The result, warns threat intelligence vendor McAfee Labs, is a coming “machine learning arms race.” Among the possible scenarios are attempts by hackers to probe machine-learning models designed to protect data. Attackers could then attempt to recreate the defensive model and develop tactics to bypass or damage the model with malware. Either way, McAfee asserts the machine-learning model would be rendered useless.
“At some point during , we expect that researchers will reverse engineer an attack and show that it was driven by some form of machine learning,” the vendor notes in a report on cyber security trends released this week. “We already see black-box attacks that search for vulnerabilities and do not follow any previous model, making them difficult to detect.”
As the cat-and-mouse game continues to play out, the cyber vendor expects companies to respond with layers of models operating independently either in the cloud or a datacenter. Each model would be trained on different data sets, and McAfee noted that one of the biggest challenges in creating secure machine learning models is gathering data that reflect a dynamic malware environment.
“The machines are rising. They will work with whoever feeds them data, connectivity and electricity,” the vendor warned.
The use of machine learning to augment human decision making with automation and capabilities such as pattern recognition is well established. Companies are combining machine learning with AI and game theory to probe and patch vulnerabilities before hackers can exploit them.
What’s new, McAfee asserts, is the adoption by hackers of AI technology to turn the tables on cyber experts already faced with the task of defending increasingly vulnerable networks.
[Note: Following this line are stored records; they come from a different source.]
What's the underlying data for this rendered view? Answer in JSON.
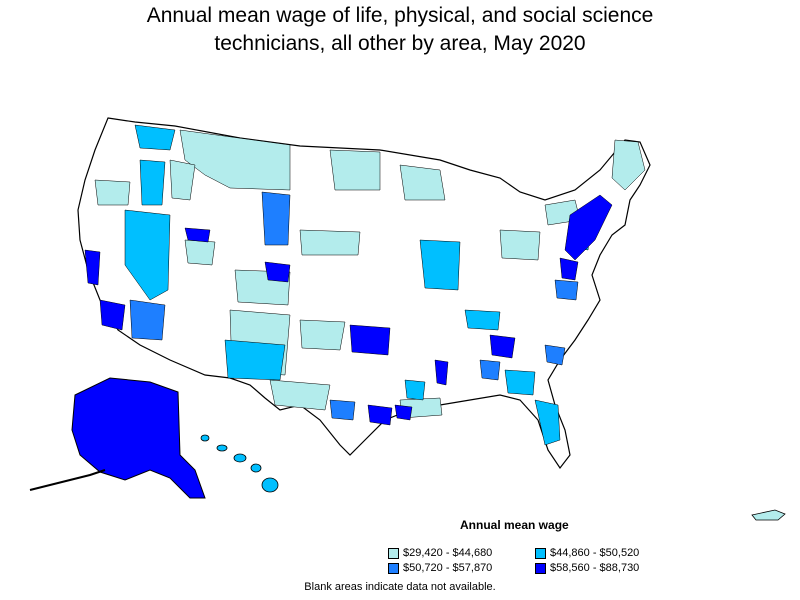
{
  "title_line1": "Annual mean wage of life, physical, and social science",
  "title_line2": "technicians, all other by area, May 2020",
  "legend": {
    "title": "Annual mean wage",
    "items": [
      {
        "label": "$29,420 - $44,680",
        "color": "#b3ecec"
      },
      {
        "label": "$44,860 - $50,520",
        "color": "#00bfff"
      },
      {
        "label": "$50,720 - $57,870",
        "color": "#1e7fff"
      },
      {
        "label": "$58,560 - $88,730",
        "color": "#0000ff"
      }
    ]
  },
  "note": "Blank areas indicate data not available.",
  "colors": {
    "blank": "#ffffff",
    "border": "#000000",
    "tier1": "#b3ecec",
    "tier2": "#00bfff",
    "tier3": "#1e7fff",
    "tier4": "#0000ff"
  }
}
A growing list of security startups are trying to maintain the upper hand in the coming machine learning arms race with new AI-based tools. For example, San Francisco-based startup JASK is among the next wave of cyber-security startups embracing AI-driven approaches to increase the odds of real-time threat detection. It promotes its machine-learning scheme as operating akin to an “AI analyst.”
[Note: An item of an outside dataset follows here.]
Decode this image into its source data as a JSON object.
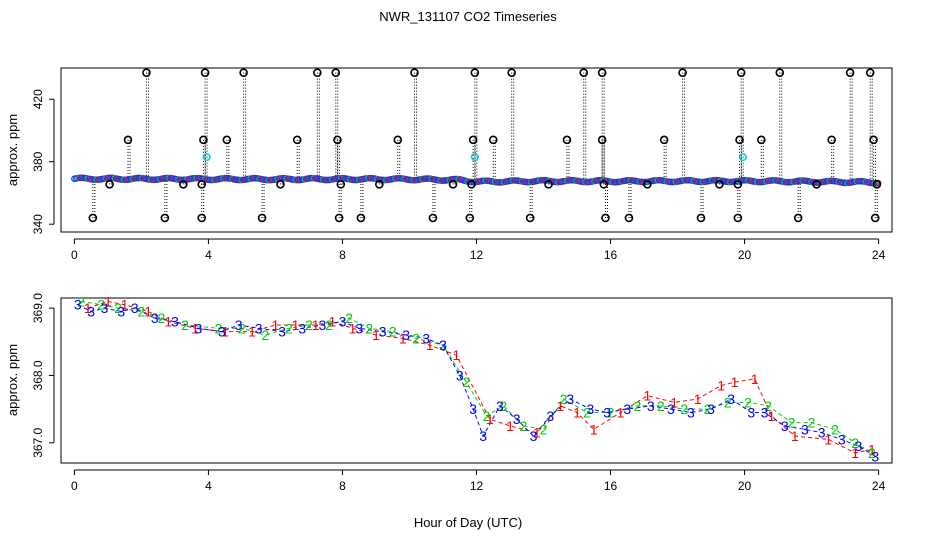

Meanwhile, security vendors like McAfee are betting that cyber security requirements will only grow as more data moves to the cloud. With that in mind, the Santa Clara, Calif., company announced this week it has closed a deal to merge with Skyhigh Networks for an undisclosed amount.
The combination would provide cyber security “with endpoint and cloud as the critical control points, linked by the security operations center with actionable threat intelligence, analytics and orchestration,” McAfee said.